Dat adres, de Via Abetone Inferiore, is iets dat ik altijd – vanaf de eerste keer dat ik er, meer dan twee decennia geleden een auto ophaalde – een mysterie heb gevonden. De secundaire weg naar Abetone. Maar waar is dan dat hele Abetone? Vanaf Bologna wordt het al aangegeven, maar op de kaart van Italië kun je ernaar zoeken tot je een ons weegt. Pas nu kom ik er achter dat Abetone op de grens van Emilia-Romagna en Toscane ligt, wat weer betekent dat het een internationale grenspost is geweest tot ergens diep in de 19de eeuw. Het zou inmiddels een vergeten dorpje zijn, maar je kunt er skiën, dus staan er een paar appartementengebouwen en een muffe discobar die de Witte Wolf heet.
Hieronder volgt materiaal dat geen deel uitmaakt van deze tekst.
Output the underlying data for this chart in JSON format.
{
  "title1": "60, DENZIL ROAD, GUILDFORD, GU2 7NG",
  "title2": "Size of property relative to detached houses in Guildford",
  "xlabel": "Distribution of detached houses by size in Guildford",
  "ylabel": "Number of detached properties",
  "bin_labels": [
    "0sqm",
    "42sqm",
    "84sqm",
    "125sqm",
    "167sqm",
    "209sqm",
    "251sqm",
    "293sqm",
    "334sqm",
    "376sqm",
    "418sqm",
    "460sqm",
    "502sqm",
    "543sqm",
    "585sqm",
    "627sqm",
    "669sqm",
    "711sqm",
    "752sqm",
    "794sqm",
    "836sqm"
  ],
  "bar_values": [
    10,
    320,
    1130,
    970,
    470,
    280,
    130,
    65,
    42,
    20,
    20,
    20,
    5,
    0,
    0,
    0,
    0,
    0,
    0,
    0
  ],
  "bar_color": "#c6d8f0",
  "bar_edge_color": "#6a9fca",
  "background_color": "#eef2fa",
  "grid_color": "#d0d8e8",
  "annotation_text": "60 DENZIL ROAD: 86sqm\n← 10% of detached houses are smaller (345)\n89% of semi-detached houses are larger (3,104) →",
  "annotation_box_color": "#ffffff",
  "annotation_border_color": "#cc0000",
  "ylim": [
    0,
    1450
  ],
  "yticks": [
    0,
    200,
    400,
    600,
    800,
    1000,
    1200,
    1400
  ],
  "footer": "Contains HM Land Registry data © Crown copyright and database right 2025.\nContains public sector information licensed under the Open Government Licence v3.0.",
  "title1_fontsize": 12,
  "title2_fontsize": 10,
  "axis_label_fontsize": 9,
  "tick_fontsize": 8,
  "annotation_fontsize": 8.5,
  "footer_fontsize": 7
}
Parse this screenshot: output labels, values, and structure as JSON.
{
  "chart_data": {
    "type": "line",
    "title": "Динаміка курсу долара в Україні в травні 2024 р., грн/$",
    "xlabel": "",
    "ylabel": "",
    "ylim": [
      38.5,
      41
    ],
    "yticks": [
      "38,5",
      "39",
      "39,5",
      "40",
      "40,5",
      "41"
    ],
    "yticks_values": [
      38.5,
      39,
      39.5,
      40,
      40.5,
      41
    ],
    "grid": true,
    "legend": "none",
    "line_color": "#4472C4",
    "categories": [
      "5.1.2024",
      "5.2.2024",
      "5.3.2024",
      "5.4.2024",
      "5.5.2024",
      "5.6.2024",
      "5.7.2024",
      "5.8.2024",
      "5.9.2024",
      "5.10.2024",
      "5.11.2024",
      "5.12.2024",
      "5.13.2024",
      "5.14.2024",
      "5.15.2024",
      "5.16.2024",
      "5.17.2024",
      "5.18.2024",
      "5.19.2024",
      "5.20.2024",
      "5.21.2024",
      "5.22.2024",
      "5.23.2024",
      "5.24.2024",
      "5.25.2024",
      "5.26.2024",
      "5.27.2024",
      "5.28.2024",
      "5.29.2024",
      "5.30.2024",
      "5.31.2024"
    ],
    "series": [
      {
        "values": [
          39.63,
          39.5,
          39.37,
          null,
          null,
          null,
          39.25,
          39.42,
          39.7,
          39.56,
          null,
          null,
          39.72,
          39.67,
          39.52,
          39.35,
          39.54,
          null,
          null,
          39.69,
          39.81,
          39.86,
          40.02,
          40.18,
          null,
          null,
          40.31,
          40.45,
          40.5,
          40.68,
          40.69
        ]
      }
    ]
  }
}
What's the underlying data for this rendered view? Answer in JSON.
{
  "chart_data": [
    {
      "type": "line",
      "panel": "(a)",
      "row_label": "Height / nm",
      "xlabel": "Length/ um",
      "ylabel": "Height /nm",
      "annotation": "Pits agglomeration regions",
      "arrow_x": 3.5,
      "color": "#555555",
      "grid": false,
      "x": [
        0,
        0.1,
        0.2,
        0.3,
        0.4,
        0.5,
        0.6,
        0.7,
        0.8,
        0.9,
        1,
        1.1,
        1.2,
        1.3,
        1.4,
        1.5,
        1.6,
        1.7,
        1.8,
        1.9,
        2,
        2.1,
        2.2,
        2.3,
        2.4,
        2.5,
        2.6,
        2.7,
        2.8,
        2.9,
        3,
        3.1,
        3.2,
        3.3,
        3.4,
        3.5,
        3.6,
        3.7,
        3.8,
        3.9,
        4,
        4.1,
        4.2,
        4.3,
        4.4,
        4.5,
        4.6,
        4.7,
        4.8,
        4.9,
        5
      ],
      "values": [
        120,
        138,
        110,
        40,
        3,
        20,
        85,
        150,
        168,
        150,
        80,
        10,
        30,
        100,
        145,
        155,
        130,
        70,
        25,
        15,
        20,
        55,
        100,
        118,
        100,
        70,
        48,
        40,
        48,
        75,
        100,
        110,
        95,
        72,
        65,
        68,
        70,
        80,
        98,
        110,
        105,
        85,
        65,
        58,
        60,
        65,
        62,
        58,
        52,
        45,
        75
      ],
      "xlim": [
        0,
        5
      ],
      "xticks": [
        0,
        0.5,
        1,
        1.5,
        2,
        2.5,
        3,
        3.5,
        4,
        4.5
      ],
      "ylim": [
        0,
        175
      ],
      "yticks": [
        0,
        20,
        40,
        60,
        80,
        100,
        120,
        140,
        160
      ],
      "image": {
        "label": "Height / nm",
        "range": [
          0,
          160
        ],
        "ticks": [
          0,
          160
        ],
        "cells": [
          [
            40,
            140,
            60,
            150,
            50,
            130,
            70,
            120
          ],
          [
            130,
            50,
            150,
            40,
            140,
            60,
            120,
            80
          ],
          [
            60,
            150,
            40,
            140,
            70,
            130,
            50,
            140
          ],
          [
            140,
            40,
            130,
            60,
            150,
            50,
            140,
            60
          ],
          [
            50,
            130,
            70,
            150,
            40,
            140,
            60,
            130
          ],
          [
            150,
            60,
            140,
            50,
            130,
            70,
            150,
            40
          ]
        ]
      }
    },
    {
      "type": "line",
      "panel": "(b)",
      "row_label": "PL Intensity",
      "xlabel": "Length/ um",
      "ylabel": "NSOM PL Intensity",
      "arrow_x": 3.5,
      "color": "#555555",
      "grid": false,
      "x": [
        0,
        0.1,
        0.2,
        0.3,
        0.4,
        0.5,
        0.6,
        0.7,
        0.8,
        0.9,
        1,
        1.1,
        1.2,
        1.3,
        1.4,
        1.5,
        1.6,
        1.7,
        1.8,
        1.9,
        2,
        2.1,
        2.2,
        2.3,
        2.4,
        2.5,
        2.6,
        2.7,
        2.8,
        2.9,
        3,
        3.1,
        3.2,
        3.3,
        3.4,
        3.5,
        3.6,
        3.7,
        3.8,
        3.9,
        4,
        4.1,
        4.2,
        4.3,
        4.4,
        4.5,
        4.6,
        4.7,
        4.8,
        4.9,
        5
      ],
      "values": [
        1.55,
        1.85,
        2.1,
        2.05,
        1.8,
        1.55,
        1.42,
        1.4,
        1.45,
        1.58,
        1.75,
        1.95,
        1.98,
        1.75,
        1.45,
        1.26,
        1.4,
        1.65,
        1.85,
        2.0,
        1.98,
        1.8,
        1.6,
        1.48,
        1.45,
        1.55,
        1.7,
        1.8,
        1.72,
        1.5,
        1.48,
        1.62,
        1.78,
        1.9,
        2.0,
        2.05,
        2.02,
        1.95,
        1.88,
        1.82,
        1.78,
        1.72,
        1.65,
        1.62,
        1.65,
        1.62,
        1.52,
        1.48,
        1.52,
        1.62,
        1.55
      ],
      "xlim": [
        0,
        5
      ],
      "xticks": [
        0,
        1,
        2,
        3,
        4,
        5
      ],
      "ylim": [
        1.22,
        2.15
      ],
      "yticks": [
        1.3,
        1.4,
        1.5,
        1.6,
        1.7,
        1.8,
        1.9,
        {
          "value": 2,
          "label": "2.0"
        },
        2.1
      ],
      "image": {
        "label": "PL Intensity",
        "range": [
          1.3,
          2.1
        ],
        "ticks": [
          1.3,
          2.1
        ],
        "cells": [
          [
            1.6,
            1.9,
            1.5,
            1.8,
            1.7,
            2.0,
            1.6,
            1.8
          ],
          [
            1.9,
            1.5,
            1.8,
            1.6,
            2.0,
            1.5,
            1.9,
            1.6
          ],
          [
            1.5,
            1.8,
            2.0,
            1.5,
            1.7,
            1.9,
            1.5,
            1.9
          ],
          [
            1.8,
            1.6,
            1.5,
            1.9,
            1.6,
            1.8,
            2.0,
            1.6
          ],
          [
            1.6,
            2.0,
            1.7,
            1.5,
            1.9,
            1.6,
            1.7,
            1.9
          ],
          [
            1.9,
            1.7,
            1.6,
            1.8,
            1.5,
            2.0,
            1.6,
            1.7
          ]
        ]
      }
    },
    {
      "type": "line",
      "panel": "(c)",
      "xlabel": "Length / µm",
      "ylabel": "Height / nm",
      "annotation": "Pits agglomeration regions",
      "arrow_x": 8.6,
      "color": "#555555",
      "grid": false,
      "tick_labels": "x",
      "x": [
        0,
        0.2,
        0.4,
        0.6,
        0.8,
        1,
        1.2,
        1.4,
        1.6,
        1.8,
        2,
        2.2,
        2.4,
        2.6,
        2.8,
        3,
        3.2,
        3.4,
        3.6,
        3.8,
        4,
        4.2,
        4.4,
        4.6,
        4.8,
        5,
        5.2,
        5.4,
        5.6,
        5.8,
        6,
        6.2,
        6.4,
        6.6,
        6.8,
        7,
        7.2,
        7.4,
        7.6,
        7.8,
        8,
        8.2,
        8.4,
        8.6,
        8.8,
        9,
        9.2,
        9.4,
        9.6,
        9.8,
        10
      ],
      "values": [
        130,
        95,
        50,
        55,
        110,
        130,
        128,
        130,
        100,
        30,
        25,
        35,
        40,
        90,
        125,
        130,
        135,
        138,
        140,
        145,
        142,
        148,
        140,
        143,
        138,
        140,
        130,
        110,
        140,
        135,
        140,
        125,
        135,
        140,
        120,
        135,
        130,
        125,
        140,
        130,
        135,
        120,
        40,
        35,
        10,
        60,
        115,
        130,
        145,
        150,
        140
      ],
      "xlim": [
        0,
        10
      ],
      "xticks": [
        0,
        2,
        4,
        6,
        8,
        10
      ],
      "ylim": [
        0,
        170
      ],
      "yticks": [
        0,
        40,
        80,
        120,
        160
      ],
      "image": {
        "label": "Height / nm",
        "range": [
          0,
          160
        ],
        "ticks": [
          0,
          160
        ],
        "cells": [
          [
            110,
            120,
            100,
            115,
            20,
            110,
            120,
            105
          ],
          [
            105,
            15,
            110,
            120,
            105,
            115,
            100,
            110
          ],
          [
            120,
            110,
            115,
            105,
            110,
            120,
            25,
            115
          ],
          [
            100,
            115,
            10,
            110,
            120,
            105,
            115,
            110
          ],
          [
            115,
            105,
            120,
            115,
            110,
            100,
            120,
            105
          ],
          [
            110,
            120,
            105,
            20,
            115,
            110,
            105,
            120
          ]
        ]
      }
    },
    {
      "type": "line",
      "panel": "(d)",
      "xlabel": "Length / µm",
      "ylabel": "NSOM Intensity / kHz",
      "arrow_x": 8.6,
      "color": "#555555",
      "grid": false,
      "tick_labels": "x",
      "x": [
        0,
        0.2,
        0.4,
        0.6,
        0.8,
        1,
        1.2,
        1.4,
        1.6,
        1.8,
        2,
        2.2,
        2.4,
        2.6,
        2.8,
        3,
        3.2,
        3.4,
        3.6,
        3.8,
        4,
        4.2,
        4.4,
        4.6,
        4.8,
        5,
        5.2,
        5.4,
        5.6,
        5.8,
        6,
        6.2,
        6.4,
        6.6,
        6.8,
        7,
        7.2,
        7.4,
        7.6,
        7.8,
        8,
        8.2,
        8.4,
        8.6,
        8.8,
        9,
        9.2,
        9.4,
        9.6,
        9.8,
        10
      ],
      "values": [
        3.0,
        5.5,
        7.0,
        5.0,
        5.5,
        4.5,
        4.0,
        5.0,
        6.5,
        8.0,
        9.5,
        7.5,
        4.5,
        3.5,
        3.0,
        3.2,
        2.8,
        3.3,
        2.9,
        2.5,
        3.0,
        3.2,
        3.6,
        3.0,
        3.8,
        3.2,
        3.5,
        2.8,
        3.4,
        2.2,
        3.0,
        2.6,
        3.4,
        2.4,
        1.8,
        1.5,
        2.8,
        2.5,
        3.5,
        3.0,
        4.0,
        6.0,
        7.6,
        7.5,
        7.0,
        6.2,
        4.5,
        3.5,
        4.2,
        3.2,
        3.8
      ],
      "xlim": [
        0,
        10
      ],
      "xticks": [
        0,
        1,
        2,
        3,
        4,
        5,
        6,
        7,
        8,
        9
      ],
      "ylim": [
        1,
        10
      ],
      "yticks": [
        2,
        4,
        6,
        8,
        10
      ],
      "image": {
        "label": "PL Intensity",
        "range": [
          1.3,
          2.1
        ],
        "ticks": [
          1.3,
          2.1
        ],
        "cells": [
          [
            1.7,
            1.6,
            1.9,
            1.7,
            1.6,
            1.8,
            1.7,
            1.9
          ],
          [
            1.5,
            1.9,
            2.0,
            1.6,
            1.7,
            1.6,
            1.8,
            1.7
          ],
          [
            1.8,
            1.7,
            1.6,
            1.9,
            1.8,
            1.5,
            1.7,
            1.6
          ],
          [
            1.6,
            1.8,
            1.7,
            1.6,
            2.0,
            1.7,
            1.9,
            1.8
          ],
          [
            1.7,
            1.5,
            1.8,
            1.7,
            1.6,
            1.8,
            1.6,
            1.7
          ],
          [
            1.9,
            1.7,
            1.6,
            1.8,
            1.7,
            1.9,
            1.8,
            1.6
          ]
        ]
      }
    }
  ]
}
Vandaag is het een perfecte, warme herfstdag, dus zal er geen modder op de weg liggen, noch een langzame stoet slome MPV’s met ski’s op het dak. Mijn route volgt de historische ader die ononderbroken van de Oostenrijkse grens bij de Brennerpas naar Abetone loopt, en dan van Pisa naar de kust – waarbij je dan elke zoveel kilometer een terracottakleurig huisje of relaisstation tegenkomt dat aangeeft hoe veel kilometer je hebt afgelegd. Het deel net na Abetone is gesloten vanwege een heuvelrally. Goed gebied voor een Ferrari om een bezoekje af te leggen, toch? Dat is dus starten en wegwezen. Vanaf de weg bij Zocca, is het terug over de Panaro-rivier, dan over de volgende heuvel – een van Benuzzi’s favorieten – naar Pavullo, om daar weer op de weg naar Abetone te komen.

Op het risico af dat je denkt dat ik te goed naar de charmante Dario heb geluisterd, vind ik de F12 inderdaad niets minder dan buitengewoon. Deze 6,3-liter V12 is niet iets waar je zomaar de baas over speelt. Hij is vervaarlijk, hij is listig. Je bent al bijna daar voor je hier bent vertrokken. Bang. Of je staat naast de weg. Als je niet heel precies hebt ingestuurd, dan is het jammer voor jou. En de snelheid waarmee ie naar de rode lijn op de toerenteller gaat, geeft je amper de tijd om te luisteren naar z’n geluid of te genieten van z’n karakter. Z’n prestaties lijken te komen uit een diepe, duistere, ondoorgrondelijke bron. Dus doe het om te beginnen rustig aan. Schakel vroeg. Relax. Hij reageert nog steeds als een duivel, en een heel snelle, listige duivel, dankzij de stadion-concertsterkte waarmee ie de mechanica en de orgelpijpen van de V12 bespeelt. Stel je dan open voor het volle pond en trap het gaspedaal echt in. Een kerstboomachtige hoeveelheid lichtjes zal gaan branden op het stuur, en als je dan de flipper aan de rechterkant van het stuur beroert, vlieg je naar de volgende versnelling en heb je nog meer vermogen. Het zijn die lichtjes die je doen opschakelen – de motor klinkt maar al te blij om alweer 8.400 tpm te mogen maken. Dan een bocht, en baf-baf-baf drie keer terug door de bak, de uitlaten spugen vuur, en je onderarmen voelen de krachten die de auto dan krijgt te verduren.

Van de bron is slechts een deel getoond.